This was supposed to have been posted a couple of weeks
ago. I never got around to posting it but am posting it now for posterity’s
Tea or coffee? Sugar? Cream?
That’s just a beverage and you’ve just woken up. Ever realized how many choices
you have to make in a day? Some decisions are as mundane as choosing a beverage
or whether you’re gonna have the wish stick left in your pack of cigs or save
it for later. But then again, you’re not always blessed with a choice. Or maybe
you are, but then it’s a toss between saving face or being a doormat.
I think the toughest decision to make is one that
concerns matters of the heart. You either live with it or deal with it.
Breaking up consumes a lot of energy. It sucks everything from you. It suspends
you in some kind of limbo and stops you from functioning like a real person. It
turns you into a zombie and before you realize it, you’re just going through
the motions of existing. Struggling through a routine to just get the day over
with and then dragging yourself to doing the same routine the next day and the
days after that. Most times, it just lasts for a couple of days. You break up,
you give a good cry, and you move on. That simple.
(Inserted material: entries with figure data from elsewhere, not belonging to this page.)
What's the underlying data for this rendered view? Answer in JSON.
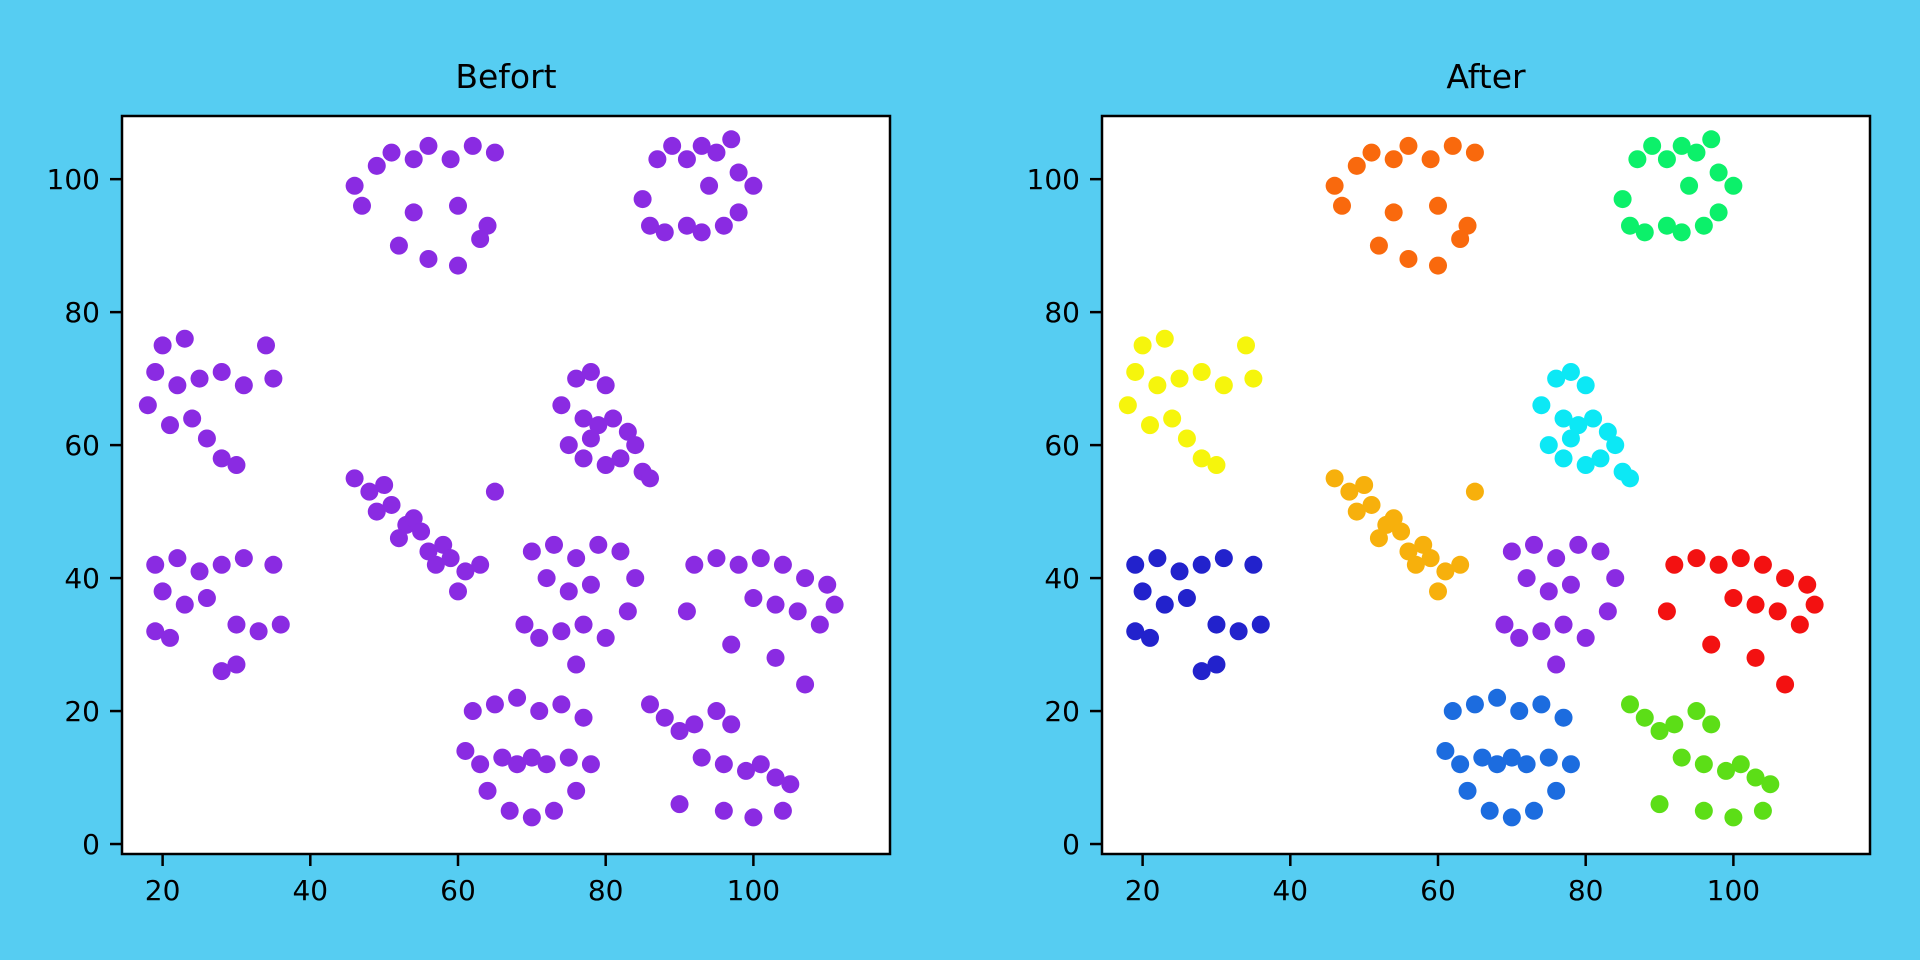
{
  "figure": {
    "background_color": "#56CDF2",
    "axes_background": "#ffffff",
    "axis_color": "#000000",
    "text_color": "#000000"
  },
  "chart_data": {
    "type": "scatter",
    "layout_hint": "two side-by-side subplots, identical point positions; left plot single color, right plot colored by cluster; no grid; no legend",
    "xlim": [
      14.5,
      118.5
    ],
    "ylim": [
      -1.5,
      109.5
    ],
    "xticks": [
      20,
      40,
      60,
      80,
      100
    ],
    "yticks": [
      0,
      20,
      40,
      60,
      80,
      100
    ],
    "grid": false,
    "plots": [
      {
        "title": "Befort",
        "color_mode": "single",
        "point_color": "#8A2BE2"
      },
      {
        "title": "After",
        "color_mode": "cluster"
      }
    ],
    "clusters": [
      {
        "label": "cluster-orange-top-left",
        "color": "#F9690D",
        "points": [
          [
            49,
            102
          ],
          [
            51,
            104
          ],
          [
            54,
            103
          ],
          [
            56,
            105
          ],
          [
            59,
            103
          ],
          [
            62,
            105
          ],
          [
            65,
            104
          ],
          [
            46,
            99
          ],
          [
            47,
            96
          ],
          [
            54,
            95
          ],
          [
            60,
            96
          ],
          [
            64,
            93
          ],
          [
            52,
            90
          ],
          [
            56,
            88
          ],
          [
            60,
            87
          ],
          [
            63,
            91
          ]
        ]
      },
      {
        "label": "cluster-springgreen-top-right",
        "color": "#0CF06A",
        "points": [
          [
            87,
            103
          ],
          [
            89,
            105
          ],
          [
            91,
            103
          ],
          [
            93,
            105
          ],
          [
            95,
            104
          ],
          [
            97,
            106
          ],
          [
            98,
            101
          ],
          [
            100,
            99
          ],
          [
            85,
            97
          ],
          [
            86,
            93
          ],
          [
            88,
            92
          ],
          [
            91,
            93
          ],
          [
            93,
            92
          ],
          [
            96,
            93
          ],
          [
            98,
            95
          ],
          [
            94,
            99
          ]
        ]
      },
      {
        "label": "cluster-yellow-left",
        "color": "#F6F50C",
        "points": [
          [
            20,
            75
          ],
          [
            23,
            76
          ],
          [
            19,
            71
          ],
          [
            22,
            69
          ],
          [
            25,
            70
          ],
          [
            28,
            71
          ],
          [
            31,
            69
          ],
          [
            34,
            75
          ],
          [
            35,
            70
          ],
          [
            18,
            66
          ],
          [
            21,
            63
          ],
          [
            24,
            64
          ],
          [
            28,
            58
          ],
          [
            30,
            57
          ],
          [
            26,
            61
          ]
        ]
      },
      {
        "label": "cluster-cyan-middle-right",
        "color": "#0CE8F5",
        "points": [
          [
            76,
            70
          ],
          [
            78,
            71
          ],
          [
            80,
            69
          ],
          [
            74,
            66
          ],
          [
            77,
            64
          ],
          [
            79,
            63
          ],
          [
            81,
            64
          ],
          [
            83,
            62
          ],
          [
            75,
            60
          ],
          [
            77,
            58
          ],
          [
            80,
            57
          ],
          [
            82,
            58
          ],
          [
            84,
            60
          ],
          [
            85,
            56
          ],
          [
            86,
            55
          ],
          [
            78,
            61
          ]
        ]
      },
      {
        "label": "cluster-darkblue-left-lower",
        "color": "#2222CC",
        "points": [
          [
            19,
            42
          ],
          [
            22,
            43
          ],
          [
            25,
            41
          ],
          [
            28,
            42
          ],
          [
            31,
            43
          ],
          [
            35,
            42
          ],
          [
            20,
            38
          ],
          [
            23,
            36
          ],
          [
            26,
            37
          ],
          [
            19,
            32
          ],
          [
            21,
            31
          ],
          [
            30,
            33
          ],
          [
            33,
            32
          ],
          [
            36,
            33
          ],
          [
            28,
            26
          ],
          [
            30,
            27
          ]
        ]
      },
      {
        "label": "cluster-amber-center-diagonal",
        "color": "#F7B00C",
        "points": [
          [
            46,
            55
          ],
          [
            48,
            53
          ],
          [
            50,
            54
          ],
          [
            49,
            50
          ],
          [
            51,
            51
          ],
          [
            53,
            48
          ],
          [
            54,
            49
          ],
          [
            52,
            46
          ],
          [
            55,
            47
          ],
          [
            56,
            44
          ],
          [
            58,
            45
          ],
          [
            57,
            42
          ],
          [
            59,
            43
          ],
          [
            61,
            41
          ],
          [
            63,
            42
          ],
          [
            60,
            38
          ],
          [
            65,
            53
          ]
        ]
      },
      {
        "label": "cluster-purple-center",
        "color": "#8A2BE2",
        "points": [
          [
            70,
            44
          ],
          [
            73,
            45
          ],
          [
            76,
            43
          ],
          [
            79,
            45
          ],
          [
            82,
            44
          ],
          [
            84,
            40
          ],
          [
            72,
            40
          ],
          [
            75,
            38
          ],
          [
            78,
            39
          ],
          [
            69,
            33
          ],
          [
            71,
            31
          ],
          [
            74,
            32
          ],
          [
            77,
            33
          ],
          [
            80,
            31
          ],
          [
            83,
            35
          ],
          [
            76,
            27
          ]
        ]
      },
      {
        "label": "cluster-red-right",
        "color": "#F31111",
        "points": [
          [
            92,
            42
          ],
          [
            95,
            43
          ],
          [
            98,
            42
          ],
          [
            101,
            43
          ],
          [
            104,
            42
          ],
          [
            107,
            40
          ],
          [
            110,
            39
          ],
          [
            111,
            36
          ],
          [
            109,
            33
          ],
          [
            91,
            35
          ],
          [
            100,
            37
          ],
          [
            103,
            36
          ],
          [
            106,
            35
          ],
          [
            97,
            30
          ],
          [
            103,
            28
          ],
          [
            107,
            24
          ]
        ]
      },
      {
        "label": "cluster-blue-bottom-middle",
        "color": "#1C6CDF",
        "points": [
          [
            62,
            20
          ],
          [
            65,
            21
          ],
          [
            68,
            22
          ],
          [
            71,
            20
          ],
          [
            74,
            21
          ],
          [
            77,
            19
          ],
          [
            61,
            14
          ],
          [
            63,
            12
          ],
          [
            66,
            13
          ],
          [
            68,
            12
          ],
          [
            70,
            13
          ],
          [
            72,
            12
          ],
          [
            75,
            13
          ],
          [
            78,
            12
          ],
          [
            64,
            8
          ],
          [
            67,
            5
          ],
          [
            70,
            4
          ],
          [
            73,
            5
          ],
          [
            76,
            8
          ]
        ]
      },
      {
        "label": "cluster-green-bottom-right",
        "color": "#5CDE17",
        "points": [
          [
            86,
            21
          ],
          [
            88,
            19
          ],
          [
            90,
            17
          ],
          [
            92,
            18
          ],
          [
            95,
            20
          ],
          [
            97,
            18
          ],
          [
            93,
            13
          ],
          [
            96,
            12
          ],
          [
            99,
            11
          ],
          [
            101,
            12
          ],
          [
            103,
            10
          ],
          [
            105,
            9
          ],
          [
            90,
            6
          ],
          [
            96,
            5
          ],
          [
            100,
            4
          ],
          [
            104,
            5
          ]
        ]
      }
    ]
  }
}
But when you’re as unlucky
as having found the love of your life and losing him because you’ve had a rough
day, it drags on for weeks, months or maybe even years. You feel like the
accursed being that’s been punished to roll a boulder up a hill only to have it
roll back over at you when you get to the top.
Love sucks and so do lovers. *Tama ba, bob?*
Last night, I had the displeasure of having to lose
someone I feel deeply for. True love if you may call it so. Was so damned tired
and I didn’t have the energy to stretch my patience. I don’t know if I’ll ever
get him back or if I’ll ever get to talk or see him again. All I know is that I
deeply loved him and I lost him, in a blink of an eye, over a lousy text
message. Something about what he said just made me snap and all of a sudden I
felt like I was being taken for a ride, taken for granted, and it’s all because
he’s one of those guys who doesn’t say what he really feels. The kind who hurls
out sarcastic remarks over sms where you can never really tell if he’s being
sincere or if he’s making a face while tapping the keys. Texting something like
“ok enjoy”. How am I supposed to construe that? Do I take it literally or am I
supposed to be stupid; ask him every time he lets out a remark like that if he’s
being sarcastic? Maybe I should just ask him to tell me that he’s being
sarcastic in the same message where he’s lashing sarcasm out at me.
Sometimes you’ve got to hate technology. It makes
everything so freakingly easy and ironically, complicated.
I don’t think I’ll love anybody else after him.